The socialists claim they simply want a fair division of the wealth, an equal sharing of the cake for all. They call it “Distributive Justice”
All sounds very reasonable, doesn’t it?
After all who would be in favour of an unfair division of the wealth, or “Distributive Injustice”?
This is however, just another example of the left twisting words with positive emotional content to mean entirely different things to further their agenda, just like:
Child Poverty
Fuel Poverty
Freedom
The problem of course is that there is no THE wealth or THE cake.
(There is MY wealth, YOUR wealth, HIS cake and HER cake.)
True distributive justice requires a knowledge of how the wealth was created.
Let’s simplify the explanation by considering a desert island scenario.
Five people are shipwrecked on a desert island. They wander around the island together and discover, by luck, a small natural orchard of fruit trees.
I would find it hard to argue that anything other than an equal division of this wealth, found by luck, is fair. In this case I agree with the socialists that distributive justice requires equal shares.
As time passes four of the people are quite happy to sit in the shade of the orchard, spend their days talking, relaxing and living off the fruit, hoping that a ship might rescue them.
One person, we shall call him Murray, wants more from life. He spends his time searching the island for suitable plants to make yarn. After many hours, over several months, of trial and error he discovers a plant and a process that can produce yarn. He sets about trying to make the yarn into netting. It is more difficult than he imagined but eventually after many long days and nights he manages to construct a net. Then he goes fishing. At first he catches nothing, it takes quite a lot of skill and effort to master fishing with his improvised net, but he perseveres. After weeks of catching nothing he finally catches a large Tuna fish.
Now the socialists call upon their version of distributive justice and say that THE wealth (the Tuna fish) must be shared equally among the five people on the island. They ignore the fact the wealth was created entirely by Murray and is therefore not THE wealth, it is MURRAY’S wealth.
True distributive justice demands that Murray should be able to keep his fish and eat it all himself, or share it if he wants to, but the decision should be entirely his.

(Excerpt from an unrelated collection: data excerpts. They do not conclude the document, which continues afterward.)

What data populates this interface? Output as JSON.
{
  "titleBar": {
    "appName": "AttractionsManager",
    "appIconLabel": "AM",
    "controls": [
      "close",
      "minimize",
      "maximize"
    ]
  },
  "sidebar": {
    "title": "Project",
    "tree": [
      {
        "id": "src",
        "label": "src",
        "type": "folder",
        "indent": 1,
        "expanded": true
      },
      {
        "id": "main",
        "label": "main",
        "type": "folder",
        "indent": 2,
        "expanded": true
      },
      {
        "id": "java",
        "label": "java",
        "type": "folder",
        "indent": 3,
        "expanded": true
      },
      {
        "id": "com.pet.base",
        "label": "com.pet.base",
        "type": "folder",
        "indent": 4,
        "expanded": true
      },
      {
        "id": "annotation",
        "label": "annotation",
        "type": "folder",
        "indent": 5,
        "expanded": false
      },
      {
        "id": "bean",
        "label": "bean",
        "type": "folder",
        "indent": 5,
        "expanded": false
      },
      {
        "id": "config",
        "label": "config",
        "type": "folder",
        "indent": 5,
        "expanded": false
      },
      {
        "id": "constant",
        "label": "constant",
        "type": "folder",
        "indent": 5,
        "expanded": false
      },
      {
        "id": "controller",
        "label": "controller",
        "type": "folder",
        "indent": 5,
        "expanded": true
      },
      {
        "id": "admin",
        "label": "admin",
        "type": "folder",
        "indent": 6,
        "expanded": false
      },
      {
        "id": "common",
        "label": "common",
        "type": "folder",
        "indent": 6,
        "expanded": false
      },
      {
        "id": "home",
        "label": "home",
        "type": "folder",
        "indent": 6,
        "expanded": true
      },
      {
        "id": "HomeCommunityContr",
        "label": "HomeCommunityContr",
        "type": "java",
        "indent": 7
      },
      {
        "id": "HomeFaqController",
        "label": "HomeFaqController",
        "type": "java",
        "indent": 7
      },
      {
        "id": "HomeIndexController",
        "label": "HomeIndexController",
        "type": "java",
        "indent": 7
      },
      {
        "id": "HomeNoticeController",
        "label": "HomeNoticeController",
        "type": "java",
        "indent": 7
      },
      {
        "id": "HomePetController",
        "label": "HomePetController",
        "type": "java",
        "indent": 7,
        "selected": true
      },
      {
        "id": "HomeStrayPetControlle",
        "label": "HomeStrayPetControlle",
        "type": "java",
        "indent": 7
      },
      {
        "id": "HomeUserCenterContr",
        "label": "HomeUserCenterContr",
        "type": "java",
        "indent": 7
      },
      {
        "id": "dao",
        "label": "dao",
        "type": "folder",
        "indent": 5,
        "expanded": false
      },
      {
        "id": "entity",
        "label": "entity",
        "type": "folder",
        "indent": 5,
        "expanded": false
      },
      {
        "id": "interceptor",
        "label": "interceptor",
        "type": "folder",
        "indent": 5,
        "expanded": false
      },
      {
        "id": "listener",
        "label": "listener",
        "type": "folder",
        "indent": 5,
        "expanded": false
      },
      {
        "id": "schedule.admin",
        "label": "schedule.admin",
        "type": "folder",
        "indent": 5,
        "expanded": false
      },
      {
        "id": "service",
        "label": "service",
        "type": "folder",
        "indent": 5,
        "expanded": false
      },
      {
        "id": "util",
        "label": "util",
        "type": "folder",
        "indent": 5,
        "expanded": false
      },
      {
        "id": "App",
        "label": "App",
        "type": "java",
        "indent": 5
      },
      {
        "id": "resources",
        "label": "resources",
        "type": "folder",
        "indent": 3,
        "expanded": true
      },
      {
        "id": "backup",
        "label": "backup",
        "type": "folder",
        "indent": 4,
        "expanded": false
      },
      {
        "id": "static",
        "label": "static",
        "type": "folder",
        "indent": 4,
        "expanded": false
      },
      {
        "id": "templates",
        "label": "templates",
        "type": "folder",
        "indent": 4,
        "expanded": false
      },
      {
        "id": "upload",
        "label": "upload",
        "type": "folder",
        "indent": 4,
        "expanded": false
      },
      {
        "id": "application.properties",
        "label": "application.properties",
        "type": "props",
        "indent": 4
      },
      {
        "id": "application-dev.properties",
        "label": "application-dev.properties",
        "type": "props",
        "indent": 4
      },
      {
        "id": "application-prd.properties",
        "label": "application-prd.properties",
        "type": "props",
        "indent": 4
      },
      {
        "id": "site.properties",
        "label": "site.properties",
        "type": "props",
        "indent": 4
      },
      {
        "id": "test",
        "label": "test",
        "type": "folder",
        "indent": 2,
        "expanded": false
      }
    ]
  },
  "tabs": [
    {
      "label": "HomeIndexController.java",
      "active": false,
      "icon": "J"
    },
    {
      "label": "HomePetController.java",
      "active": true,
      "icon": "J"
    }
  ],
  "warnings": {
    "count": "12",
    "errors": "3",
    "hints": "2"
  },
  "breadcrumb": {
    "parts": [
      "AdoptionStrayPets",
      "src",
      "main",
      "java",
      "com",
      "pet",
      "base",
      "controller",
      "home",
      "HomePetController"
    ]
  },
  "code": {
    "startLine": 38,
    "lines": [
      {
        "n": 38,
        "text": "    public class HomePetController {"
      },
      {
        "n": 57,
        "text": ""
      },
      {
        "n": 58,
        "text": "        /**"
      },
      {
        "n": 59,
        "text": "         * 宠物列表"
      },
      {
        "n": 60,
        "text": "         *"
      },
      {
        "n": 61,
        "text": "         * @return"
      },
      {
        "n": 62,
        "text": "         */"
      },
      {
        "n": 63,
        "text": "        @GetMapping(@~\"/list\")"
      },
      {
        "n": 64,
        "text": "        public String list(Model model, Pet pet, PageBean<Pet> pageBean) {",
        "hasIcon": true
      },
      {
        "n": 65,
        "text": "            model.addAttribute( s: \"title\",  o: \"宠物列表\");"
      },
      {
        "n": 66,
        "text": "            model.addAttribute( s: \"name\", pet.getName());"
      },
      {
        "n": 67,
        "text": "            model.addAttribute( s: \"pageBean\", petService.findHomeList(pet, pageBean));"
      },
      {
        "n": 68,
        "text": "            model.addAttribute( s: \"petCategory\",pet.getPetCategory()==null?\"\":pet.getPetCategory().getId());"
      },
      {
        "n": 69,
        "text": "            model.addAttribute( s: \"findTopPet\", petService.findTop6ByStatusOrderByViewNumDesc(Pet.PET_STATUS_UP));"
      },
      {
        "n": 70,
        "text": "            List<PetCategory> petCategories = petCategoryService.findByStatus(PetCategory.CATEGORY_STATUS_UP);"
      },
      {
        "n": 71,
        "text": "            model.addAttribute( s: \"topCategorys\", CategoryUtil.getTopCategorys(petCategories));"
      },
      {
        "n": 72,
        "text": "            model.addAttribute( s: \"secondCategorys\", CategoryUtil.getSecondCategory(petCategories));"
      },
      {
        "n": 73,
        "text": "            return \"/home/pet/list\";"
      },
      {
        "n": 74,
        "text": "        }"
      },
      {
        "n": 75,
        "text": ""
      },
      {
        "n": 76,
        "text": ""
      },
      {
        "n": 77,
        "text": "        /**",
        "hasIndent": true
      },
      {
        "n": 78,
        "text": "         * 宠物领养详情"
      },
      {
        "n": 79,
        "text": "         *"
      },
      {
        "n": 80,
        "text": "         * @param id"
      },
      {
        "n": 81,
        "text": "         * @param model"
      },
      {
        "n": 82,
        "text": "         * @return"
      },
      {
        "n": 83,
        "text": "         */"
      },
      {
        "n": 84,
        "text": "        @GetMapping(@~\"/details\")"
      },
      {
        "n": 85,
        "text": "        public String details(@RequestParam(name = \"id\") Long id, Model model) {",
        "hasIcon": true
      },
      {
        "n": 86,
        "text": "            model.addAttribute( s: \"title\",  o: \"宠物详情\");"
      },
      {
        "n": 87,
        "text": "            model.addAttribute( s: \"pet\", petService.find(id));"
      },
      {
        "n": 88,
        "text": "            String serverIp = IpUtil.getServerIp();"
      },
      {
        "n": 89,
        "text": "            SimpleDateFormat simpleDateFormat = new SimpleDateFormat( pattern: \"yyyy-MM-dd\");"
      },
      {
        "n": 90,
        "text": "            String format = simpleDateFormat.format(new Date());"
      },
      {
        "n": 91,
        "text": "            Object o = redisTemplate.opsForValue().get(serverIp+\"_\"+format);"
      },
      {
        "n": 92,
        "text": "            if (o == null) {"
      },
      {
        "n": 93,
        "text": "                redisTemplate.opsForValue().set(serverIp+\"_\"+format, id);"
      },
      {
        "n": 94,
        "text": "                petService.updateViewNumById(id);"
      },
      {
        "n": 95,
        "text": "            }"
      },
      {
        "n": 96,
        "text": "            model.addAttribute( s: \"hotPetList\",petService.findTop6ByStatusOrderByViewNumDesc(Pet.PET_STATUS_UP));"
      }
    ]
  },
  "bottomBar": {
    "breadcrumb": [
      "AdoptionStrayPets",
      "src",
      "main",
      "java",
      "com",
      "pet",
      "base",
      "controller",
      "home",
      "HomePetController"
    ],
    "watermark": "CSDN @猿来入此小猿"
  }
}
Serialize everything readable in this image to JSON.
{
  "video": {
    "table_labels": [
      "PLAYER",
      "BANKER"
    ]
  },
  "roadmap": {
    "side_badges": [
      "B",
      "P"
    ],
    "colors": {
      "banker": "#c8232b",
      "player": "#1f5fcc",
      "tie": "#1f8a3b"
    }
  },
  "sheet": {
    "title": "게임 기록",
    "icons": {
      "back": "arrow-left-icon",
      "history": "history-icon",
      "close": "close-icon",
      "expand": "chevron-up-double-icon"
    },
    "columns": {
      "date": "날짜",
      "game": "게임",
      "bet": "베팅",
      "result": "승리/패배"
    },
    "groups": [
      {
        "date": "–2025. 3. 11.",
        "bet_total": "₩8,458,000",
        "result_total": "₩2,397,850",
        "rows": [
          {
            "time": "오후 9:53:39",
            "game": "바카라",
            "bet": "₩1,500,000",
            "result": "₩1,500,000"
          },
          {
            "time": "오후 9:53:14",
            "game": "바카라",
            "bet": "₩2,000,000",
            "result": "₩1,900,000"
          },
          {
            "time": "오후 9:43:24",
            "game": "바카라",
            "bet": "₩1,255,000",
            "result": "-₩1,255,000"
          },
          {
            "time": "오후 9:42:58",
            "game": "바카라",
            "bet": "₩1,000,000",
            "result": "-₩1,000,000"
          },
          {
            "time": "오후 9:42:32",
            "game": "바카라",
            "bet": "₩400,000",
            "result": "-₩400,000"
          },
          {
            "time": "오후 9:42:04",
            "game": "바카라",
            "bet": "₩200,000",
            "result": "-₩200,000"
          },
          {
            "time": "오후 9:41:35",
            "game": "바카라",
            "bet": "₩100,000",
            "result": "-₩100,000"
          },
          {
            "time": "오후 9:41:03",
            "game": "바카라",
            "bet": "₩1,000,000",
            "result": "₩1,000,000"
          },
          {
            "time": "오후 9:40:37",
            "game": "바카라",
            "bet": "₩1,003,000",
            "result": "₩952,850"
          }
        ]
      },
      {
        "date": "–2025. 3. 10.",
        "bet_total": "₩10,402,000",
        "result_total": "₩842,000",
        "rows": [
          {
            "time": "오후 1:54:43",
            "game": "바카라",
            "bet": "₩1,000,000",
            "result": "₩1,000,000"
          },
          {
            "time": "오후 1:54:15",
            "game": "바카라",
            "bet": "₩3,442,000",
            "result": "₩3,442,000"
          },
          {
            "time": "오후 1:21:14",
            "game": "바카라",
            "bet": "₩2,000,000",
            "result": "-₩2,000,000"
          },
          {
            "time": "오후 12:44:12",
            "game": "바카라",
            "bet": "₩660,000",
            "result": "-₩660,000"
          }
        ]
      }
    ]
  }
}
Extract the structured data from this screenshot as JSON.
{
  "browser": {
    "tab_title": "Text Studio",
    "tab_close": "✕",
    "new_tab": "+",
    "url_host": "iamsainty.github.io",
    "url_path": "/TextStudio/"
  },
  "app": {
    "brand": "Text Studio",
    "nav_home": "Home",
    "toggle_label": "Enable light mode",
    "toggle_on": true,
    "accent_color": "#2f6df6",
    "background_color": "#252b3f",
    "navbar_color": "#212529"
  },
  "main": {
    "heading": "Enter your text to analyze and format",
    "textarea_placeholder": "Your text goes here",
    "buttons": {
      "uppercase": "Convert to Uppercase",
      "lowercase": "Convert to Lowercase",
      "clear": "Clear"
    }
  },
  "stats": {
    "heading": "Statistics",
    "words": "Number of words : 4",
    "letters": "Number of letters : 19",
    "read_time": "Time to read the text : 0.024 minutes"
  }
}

Now most people with any common sense would agree with the second version and that Murray’s wealth should not be shared equally, unless that is what Murray wants.
(They would almost certainly fail to see that this is exactly what taxation does, but…)
Socialist philosophers have a “clever” way around this. They say that there is actually no difference between the wealth found by luck which rightly belongs to all and the wealth created by Murray.
Their reason is, that all people are a product of luck and the people who sat around and did nothing do so because they are pre-disposed to do this by the luck of nature which gave them their genes. Likewise Murray was pre-disposed to work and be productive through no merit of his own. It was the luck of nature which gave him the genes to be productive and the inclination to use them.
Therefore all wealth is ultimately the result of luck and no one is entitled to any more of it than anyone else.
Amazingly, many “intellectuals” find this argument convincing. (or at least a suitably coherent cloak to mask their envy of those more wealthy than themselves)
The implications of this view are not limited to distributive justice and it is in the absurdity of their ramifications in other areas that the nonsense is exposed:
If people can take no credit for their positive activities in the creation of wealth, because they are not responsible in any meaningful way, they were simply lucky in the lottery of nature and received genes that left them no choice, then it MUST follow that you cannot blame anyone for their negative activities either.
The sadistic paedophile who tortures and murders an innocent child cannot be punished, he is not responsible in any meaningful way, he was simply unlucky in the lottery of nature and received genes that left him with no choice.
The socialists cannot have it both ways!
People are either responsible for their actions, in which case the wealth they create belongs to them, or they are not responsible for their actions in which case we must let all the evils of the world go unpunished.
It seems, to me at least, that a society that cannot punish crime is far too high a price to pay to ease the envy felt by socialists.